Os servidores públicos não estão em dissonância com os anseios da sociedade brasileira nem descolados da realidade. Defendem também um ajuste de contas, desde que feito com qualidade, de maneira a favorecer a recuperação da economia. O funcionalismo já aceitou dar sua cota ao acordar um reajuste salarial muito abaixo da inflação. Mas o que se vê nas intenções anunciadas pelo governo interino são ações mais contundentes, aproveitando o desequilíbrio fiscal para tomar medidas que debilitam o Estado, em especial os programas que promovem o bem-estar.

 É preciso inverter essa lógica, porque a discussão que se fez até aqui, com caminhos que contemplam maior ou menor superávit primário, não vai à raiz do problema. Os cortes no orçamento e a política de juros altos não são utilizados para reduzir os gastos do Estado e torná-lo mais eficiente. São, no fundo, mecanismos para facilitar a descomunal transferência de renda para uma classe que sempre expropriou o Estado.

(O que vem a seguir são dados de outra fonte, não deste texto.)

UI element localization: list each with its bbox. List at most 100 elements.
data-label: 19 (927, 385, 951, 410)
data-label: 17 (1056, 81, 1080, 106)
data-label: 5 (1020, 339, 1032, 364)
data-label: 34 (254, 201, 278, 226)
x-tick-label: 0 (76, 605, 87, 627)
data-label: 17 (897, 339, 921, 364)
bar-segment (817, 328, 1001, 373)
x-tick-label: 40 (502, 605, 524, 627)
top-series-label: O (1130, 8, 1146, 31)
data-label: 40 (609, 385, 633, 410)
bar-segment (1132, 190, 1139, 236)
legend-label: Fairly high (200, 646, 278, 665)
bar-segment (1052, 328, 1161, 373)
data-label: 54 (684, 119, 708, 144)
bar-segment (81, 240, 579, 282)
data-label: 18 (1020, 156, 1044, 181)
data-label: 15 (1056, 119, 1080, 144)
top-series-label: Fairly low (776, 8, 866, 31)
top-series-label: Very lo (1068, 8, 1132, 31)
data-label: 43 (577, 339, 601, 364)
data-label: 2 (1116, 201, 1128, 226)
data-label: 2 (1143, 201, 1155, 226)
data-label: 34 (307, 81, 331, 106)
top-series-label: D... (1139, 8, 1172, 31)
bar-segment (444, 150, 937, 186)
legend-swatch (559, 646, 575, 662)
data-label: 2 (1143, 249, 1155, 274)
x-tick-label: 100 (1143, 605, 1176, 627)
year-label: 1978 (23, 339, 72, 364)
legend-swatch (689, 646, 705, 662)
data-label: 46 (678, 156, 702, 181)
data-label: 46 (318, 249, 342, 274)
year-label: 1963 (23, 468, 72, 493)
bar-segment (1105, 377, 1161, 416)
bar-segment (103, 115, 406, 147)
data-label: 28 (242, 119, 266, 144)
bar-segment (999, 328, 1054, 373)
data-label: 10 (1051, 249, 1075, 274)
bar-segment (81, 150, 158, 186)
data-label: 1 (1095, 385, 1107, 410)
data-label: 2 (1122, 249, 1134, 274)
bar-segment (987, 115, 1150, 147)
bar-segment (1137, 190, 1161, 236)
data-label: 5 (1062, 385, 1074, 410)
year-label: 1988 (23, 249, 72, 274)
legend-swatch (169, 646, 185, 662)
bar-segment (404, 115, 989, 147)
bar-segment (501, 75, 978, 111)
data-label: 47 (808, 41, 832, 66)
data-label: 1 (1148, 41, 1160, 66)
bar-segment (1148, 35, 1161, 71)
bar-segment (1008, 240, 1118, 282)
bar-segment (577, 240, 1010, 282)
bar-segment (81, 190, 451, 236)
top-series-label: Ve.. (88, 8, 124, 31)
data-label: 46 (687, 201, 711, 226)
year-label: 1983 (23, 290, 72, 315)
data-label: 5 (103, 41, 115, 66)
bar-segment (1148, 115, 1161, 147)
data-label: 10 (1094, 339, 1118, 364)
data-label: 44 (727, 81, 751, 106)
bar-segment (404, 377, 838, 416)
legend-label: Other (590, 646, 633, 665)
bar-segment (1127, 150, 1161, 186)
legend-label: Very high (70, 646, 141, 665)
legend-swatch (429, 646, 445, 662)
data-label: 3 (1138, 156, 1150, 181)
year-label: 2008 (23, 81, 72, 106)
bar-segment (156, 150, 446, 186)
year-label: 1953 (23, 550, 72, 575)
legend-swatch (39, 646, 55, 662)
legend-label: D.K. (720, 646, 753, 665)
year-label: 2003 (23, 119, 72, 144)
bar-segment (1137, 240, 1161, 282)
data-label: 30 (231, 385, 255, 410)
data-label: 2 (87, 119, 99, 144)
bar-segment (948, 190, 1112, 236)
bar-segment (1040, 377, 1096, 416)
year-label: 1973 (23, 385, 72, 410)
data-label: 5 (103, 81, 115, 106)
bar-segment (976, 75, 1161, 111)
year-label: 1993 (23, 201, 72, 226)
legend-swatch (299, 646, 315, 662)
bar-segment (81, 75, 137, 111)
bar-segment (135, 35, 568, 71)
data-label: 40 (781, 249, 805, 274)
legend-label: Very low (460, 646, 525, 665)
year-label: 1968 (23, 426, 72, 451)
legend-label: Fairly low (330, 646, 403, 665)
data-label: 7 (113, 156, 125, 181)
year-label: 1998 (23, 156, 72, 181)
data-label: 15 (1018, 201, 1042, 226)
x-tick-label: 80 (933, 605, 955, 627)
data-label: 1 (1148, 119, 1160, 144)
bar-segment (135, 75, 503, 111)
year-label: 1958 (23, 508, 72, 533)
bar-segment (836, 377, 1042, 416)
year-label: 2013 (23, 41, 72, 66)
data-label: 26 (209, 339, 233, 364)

Chegamos, então, à conclusão de que estamos diante de,no mínimo, uma desonestidade intelectual propalada por quem defende a tese da PEC do teto dos gastos. Vimos que a justificativa do governo, quando colocada em perspectiva, ganha sentido real, desmistifica certos dogmas reiteradamente vendidos como verdadeiros e criminaliza a dívida interna, hoje acima de R$ 3 trilhões. Se se quer colocar no cadafalso princípios pétreos e direitos constitucionais, que ao menos sejam mais transparentes e menos dissimulados, a fim de que haja um debate franco de ideias, mas que também se tenha a coragem de discutir o DNA da dívida interna. Afinal, quem e por que temem uma auditoria na dívida pública?